Ask your friend and family to show up on race day.  Have them on the course cheering for you.  If the race allows, ask them to run a mile or two with you.  Their presence and support will give more energy and love than you can imagine.

Embrace the race experience and the journey to race day.  You are training your body to cover the distance.  You will show up on race morning equipped and strong.

On race day, don't go out too fast.  It's really tempting to use the race day adrenaline and run too fast for the first few miles.  This will burn up a bunch of energy early in the race.  You don't want this.  Tell yourself SLOW, and then run SLOW.  If you can dole out your energy consistently over the 13.1 miles, your race experience will feel so much better than if you burn out by mile eight and have to struggle through the last five miles.  (Trust me on this one.  It seems to be my new and ugly pattern).

Another tip I have for first time half marathoners is to walk through the water stations.  It gives your muscles a quick chance to recover and helps you to not slop the drink everywhere except your mouth.  Carissa disagrees with me on this point.  She feels the run/walk variance throws off her cadence.  The other issue with walking through the aid stations is that it adds to the congestion.  I did a quick internet search and realized there is a lot of chatter about this topic.  This post suggests a great compromise: get your drink from the back end of the water station, pull over to the side, and walk on the edge of the course until you're ready to run again.  I like that idea. 

Your brain is a powerful tool.  Use it to for your advantage.  When you get tired and your body wants to slow down or quit running and walk, tell yourself "I run this body," and keep running.  I also frequently quote, "I can do all things through Christ who gives me strength" when I'm too depleted to think of anything else.

You are going to conquer this distance Tina.  I just know it.  I wish I could be there on race day and cheer you through it.  I sure do love running through life together with you, even across the miles.

Okay Sole Sisters.  What did I miss?


  1. Fantastic post Jodi! I am two weeks away from my second half. Training has been going really well and if you had asked me a week ago I would have said "I am going to kill it out there" ...but this last week I have had some twinges of pain and lots of self doubt (this is my highest mileage week so it is to be expected and I know this...) But, it is amazing how the mind can take over and you start to doubt your abilities and your training. So I have been doing my best to fight fire with fire. Every morning when I get up to run I tell myself I CAN DO THIS (I refuse to let my head get in my way). I listen to worship music when I run. It is THE BEST motivator for me. It keeps me going when I want to quit! Thanks for the encouraging post. It always helps to know I am not alone! The fuel and hydration tips were really great too!

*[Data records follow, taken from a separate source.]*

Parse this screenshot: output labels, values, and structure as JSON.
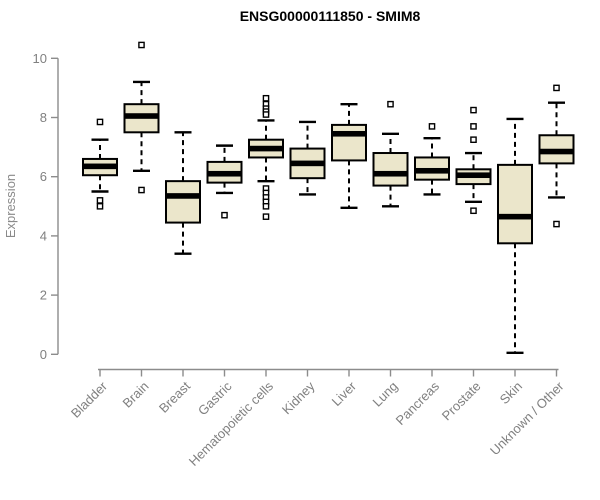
{
  "chart_data": {
    "type": "boxplot",
    "title": "ENSG00000111850 - SMIM8",
    "ylabel": "Expression",
    "xlabel": "",
    "ylim": [
      0,
      10
    ],
    "yticks": [
      0,
      2,
      4,
      6,
      8,
      10
    ],
    "grid": false,
    "legend": "none",
    "categories": [
      "Bladder",
      "Brain",
      "Breast",
      "Gastric",
      "Hematopoietic cells",
      "Kidney",
      "Liver",
      "Lung",
      "Pancreas",
      "Prostate",
      "Skin",
      "Unknown / Other"
    ],
    "series": [
      {
        "category": "Bladder",
        "whisker_low": 5.5,
        "q1": 6.05,
        "median": 6.35,
        "q3": 6.6,
        "whisker_high": 7.25,
        "outliers": [
          7.85,
          5.2,
          5.0
        ]
      },
      {
        "category": "Brain",
        "whisker_low": 6.2,
        "q1": 7.5,
        "median": 8.05,
        "q3": 8.45,
        "whisker_high": 9.2,
        "outliers": [
          10.45,
          5.55
        ]
      },
      {
        "category": "Breast",
        "whisker_low": 3.4,
        "q1": 4.45,
        "median": 5.35,
        "q3": 5.85,
        "whisker_high": 7.5,
        "outliers": []
      },
      {
        "category": "Gastric",
        "whisker_low": 5.45,
        "q1": 5.8,
        "median": 6.1,
        "q3": 6.5,
        "whisker_high": 7.05,
        "outliers": [
          4.7
        ]
      },
      {
        "category": "Hematopoietic cells",
        "whisker_low": 5.85,
        "q1": 6.65,
        "median": 6.95,
        "q3": 7.25,
        "whisker_high": 7.9,
        "outliers": [
          8.65,
          8.45,
          8.3,
          8.2,
          8.1,
          5.6,
          5.45,
          5.3,
          5.15,
          5.0,
          4.65
        ]
      },
      {
        "category": "Kidney",
        "whisker_low": 5.4,
        "q1": 5.95,
        "median": 6.45,
        "q3": 6.95,
        "whisker_high": 7.85,
        "outliers": []
      },
      {
        "category": "Liver",
        "whisker_low": 4.95,
        "q1": 6.55,
        "median": 7.45,
        "q3": 7.75,
        "whisker_high": 8.45,
        "outliers": []
      },
      {
        "category": "Lung",
        "whisker_low": 5.0,
        "q1": 5.7,
        "median": 6.1,
        "q3": 6.8,
        "whisker_high": 7.45,
        "outliers": [
          8.45
        ]
      },
      {
        "category": "Pancreas",
        "whisker_low": 5.4,
        "q1": 5.9,
        "median": 6.2,
        "q3": 6.65,
        "whisker_high": 7.3,
        "outliers": [
          7.7
        ]
      },
      {
        "category": "Prostate",
        "whisker_low": 5.15,
        "q1": 5.75,
        "median": 6.05,
        "q3": 6.25,
        "whisker_high": 6.8,
        "outliers": [
          8.25,
          7.7,
          7.25,
          4.85
        ]
      },
      {
        "category": "Skin",
        "whisker_low": 0.05,
        "q1": 3.75,
        "median": 4.65,
        "q3": 6.4,
        "whisker_high": 7.95,
        "outliers": []
      },
      {
        "category": "Unknown / Other",
        "whisker_low": 5.3,
        "q1": 6.45,
        "median": 6.85,
        "q3": 7.4,
        "whisker_high": 8.5,
        "outliers": [
          9.0,
          4.4
        ]
      }
    ],
    "colors": {
      "box_fill": "#EBE6CB",
      "box_border": "#000000",
      "median": "#000000",
      "whisker": "#000000",
      "axis": "#8C8C8C",
      "tick_label": "#808080",
      "title": "#000000"
    }
  }
}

    1. That is really awesome Amy. I know you're going to do great. I listen to worship music when I run too. It's so soothing. Please let us know how your race goes. Your mind is a powerful muscle - use it wisely!

    2. Man... if I could just put a ditto to Amy's post that is exactly where I am at. So tired! I know I can do this, I already have but the mind can really get in the way!!

    3. Sky you've got this! Tired means you're putting in the time and effort to be well equipped on race day. Enjoy the journey Sista!